AUSTRALIA (CNN) –Severe thunderstorms are pelting some regions of Australia suffering from historic wildfires with powerful rain, bringing much-needed relief to firefighters battling the worst blazes the country has seen in decades.
“Our fingers are crossed that this continues over the coming days,” the New South Wales Rural Fire Service (RFS) said Friday in a tweet.
Rain has fallen on most firegrounds in the state over the last 24 hours, the RFS said. However, it wasn’t enough to put out the flames. Eighty-two fires are still burning, including 30 that are yet to be contained.
Residents of drought-hit areas who have spent years waiting for rain celebrated its arrival on Thursday. Rain fell in major cities, including Sydney, where water flowed through the streets.

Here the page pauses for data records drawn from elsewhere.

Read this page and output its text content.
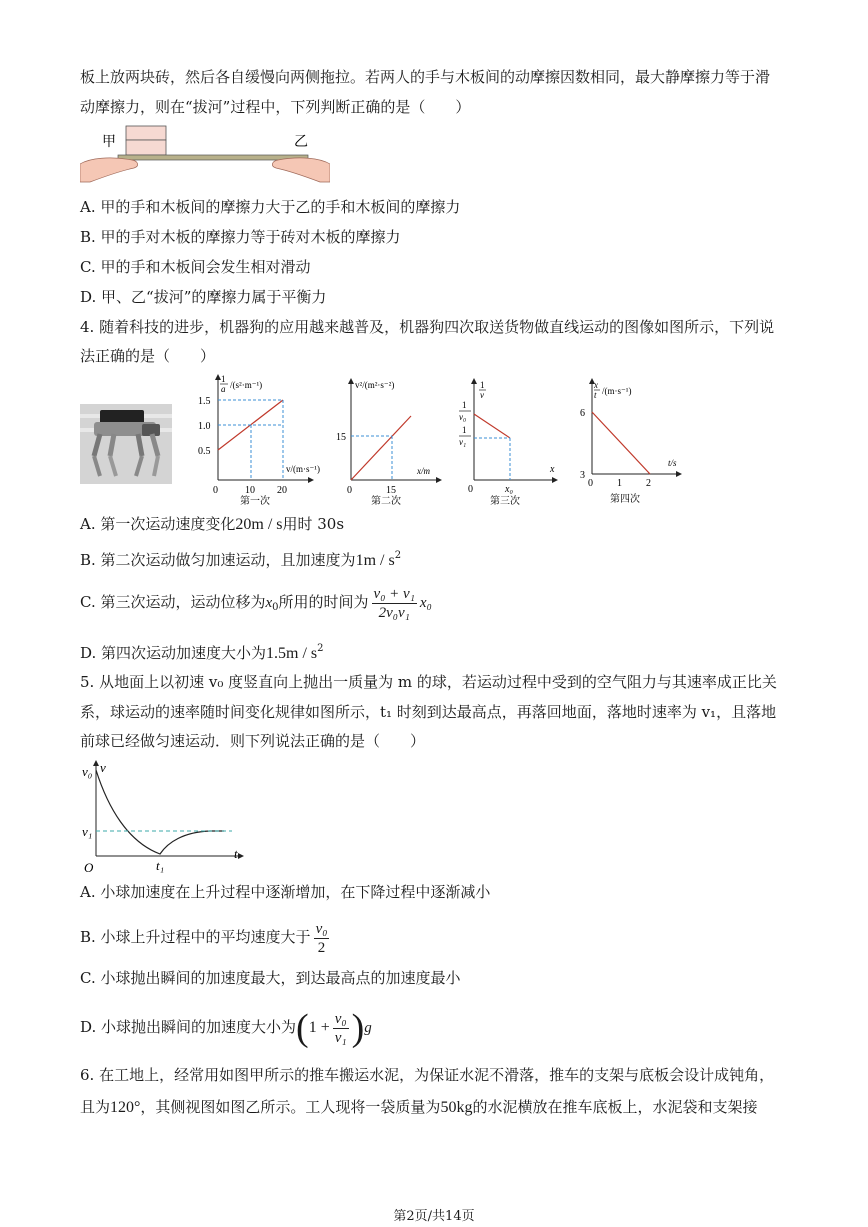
板上放两块砖，然后各自缓慢向两侧拖拉。若两人的手与木板间的动摩擦因数相同，最大静摩擦力等于滑
动摩擦力，则在“拔河”过程中，下列判断正确的是（　　）
甲	乙
A. 甲的手和木板间的摩擦力大于乙的手和木板间的摩擦力
B. 甲的手对木板的摩擦力等于砖对木板的摩擦力
C. 甲的手和木板间会发生相对滑动
D. 甲、乙“拔河”的摩擦力属于平衡力
4. 随着科技的进步，机器狗的应用越来越普及，机器狗四次取送货物做直线运动的图像如图所示，下列说
法正确的是（　　）
1
a /(s²·m⁻¹)
1.5
1.0
0.5
0	10 20
v/(m·s⁻¹)
第一次
v²/(m²·s⁻²)
15
0	15
x/m
第二次
1
v
1
v₀
1
v₁
0	x₀
x
第三次
x
t /(m·s⁻¹)
6
3
0 1 2
t/s
第四次
A. 第一次运动速度变化20m / s用时 30s
B. 第二次运动做匀加速运动，且加速度为$1m / s^2$
C. 第三次运动，运动位移为$x_0$所用的时间为 $\frac{\text{v₀ + v₁}}{\text{2v₀v₁}} x_0$
D. 第四次运动加速度大小为$1.5m / s^2$
5. 从地面上以初速 v₀ 度竖直向上抛出一质量为 m 的球，若运动过程中受到的空气阻力与其速率成正比关
系，球运动的速率随时间变化规律如图所示，t₁ 时刻到达最高点，再落回地面，落地时速率为 v₁，且落地
前球已经做匀速运动．则下列说法正确的是（　　）
v₀ v
v₁
O	t₁
t
A. 小球加速度在上升过程中逐渐增加，在下降过程中逐渐减小
B. 小球上升过程中的平均速度大于 $\frac{\text{v₀}}{2}$
C. 小球抛出瞬间的加速度最大，到达最高点的加速度最小
D. 小球抛出瞬间的加速度大小为$(1 + \frac{\text{v₀}}{\text{v₁}} )g$
6. 在工地上，经常用如图甲所示的推车搬运水泥，为保证水泥不滑落，推车的支架与底板会设计成钝角，
且为120°，其侧视图如图乙所示。工人现将一袋质量为50kg的水泥横放在推车底板上，水泥袋和支架接
第2页/共14页
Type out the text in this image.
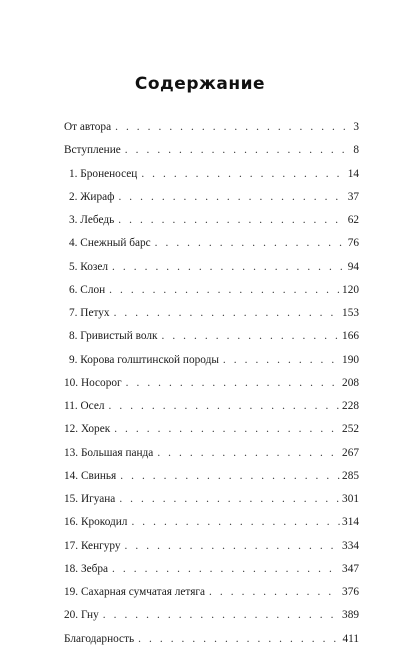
Содержание
От автора . . .	3
Вступление . . .	8
1. Броненосец . . .	14
2. Жираф . . .	37
3. Лебедь . . .	62
4. Снежный барс . . .	76
5. Козел . . .	94
6. Слон . . .	120
7. Петух . . .	153
8. Гривистый волк . . .	166
9. Корова голштинской породы . . .	190
10. Носорог . . .	208
11. Осел . . .	228
12. Хорек . . .	252
13. Большая панда . . .	267
14. Свинья . . .	285
15. Игуана . . .	301
16. Крокодил . . .	314
17. Кенгуру . . .	334
18. Зебра . . .	347
19. Сахарная сумчатая летяга . . .	376
20. Гну . . .	389
Благодарность . . .	411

Forecasters predict more rain over the next few days, but they warn it could cause flash flooding in areas of parched land. Years of drought have left some regions so dry that rain just runs off the ground. The massive fires have burned through some of the vegetation that would normally soak up the precipitation.
Trees weakened by fire are also at risk of falling, and rain could wash ash and debris in waterways, causing water pollution, authorities say.
The Victoria State Emergency Service posted several images on Facebook showing damage from the storm, including a sinkhole four meters (13 feet) deep.
Lightning from the storms has sparked a number of new grass fires in New South Wales and Victoria, though it’s hoped the damp conditions will help stop the flames from spreading.
Parts of Melbourne were hit with as much as 77 millimeters (3 inches) of rain, causing flooding and some damage, the Victoria Bureau of Meteorology said Thursday.
CNN affiliate Nine News reported some neighborhoods were hit by a month’s worth of rain in just hours, though not in East Gippsland, where some of the worst fires in the state are raging.
Earlier this week, the New South Wales RFS had said that if the rain forecasts held true, it could be a panacea for the region’s firefighters.
“This will be all of our Christmas, birthday, engagement, anniversary, wedding and graduation presents rolled into one,” it said Monday on Twitter. “Fingers crossed.”
Haze blankets Melbourne
The fires that have swept through Victoria and NSW all summer are some of the most powerful and damaging conflagrations Australia has seen in decades.
At least 28 people have died nationwide, and in the state of NSW alone, more than 3,000 homes have been destroyed or damaged. State and federal authorities are struggling to contain the massive blazes, even with firefighting assistance from other countries, including the United States.
All this has been exacerbated by persistent heat and drought caused by climate change. Tens of thousands of people participated in protests around the country last week calling on the government to do more to combat the climate crisis.
The situation is already dire. Significant amounts of flora and fauna unique to Australia have been burned or killed. One group of ecologists estimated that perhaps a billion animals have been affected nationwide. Some towns have been running out of water. Others have gone up in flames completely.
Smoke from the fires has blanketed major cities in haze in recent weeks.
Rain has helped clear the skies, but the air quality is expected to worsen in coming days, according to the Victoria Environment Protection Authority.
Haze has affected the Australian Open tennis tournament in Melbourne, with officials canceling some practice sessions and qualifying matches earlier this week. Slovenia’s Dalila Jakupovic was forced to retire after having trouble breathing.
In recent years, extreme temperatures have made for tough conditions at tennis’ first Grand Slam of the calendar year — some competitors collapsed or complained of heatstroke at the 2018 event.
Tennis Australia officials say they’re taking precautions to protect players should the heat and smog return.
Temperatures in Melbourne have dropped sharply in the last 48 hours, to below 20 degrees Celsius (68 Fahrenheit), eliminating the risk of excessive heat — for now.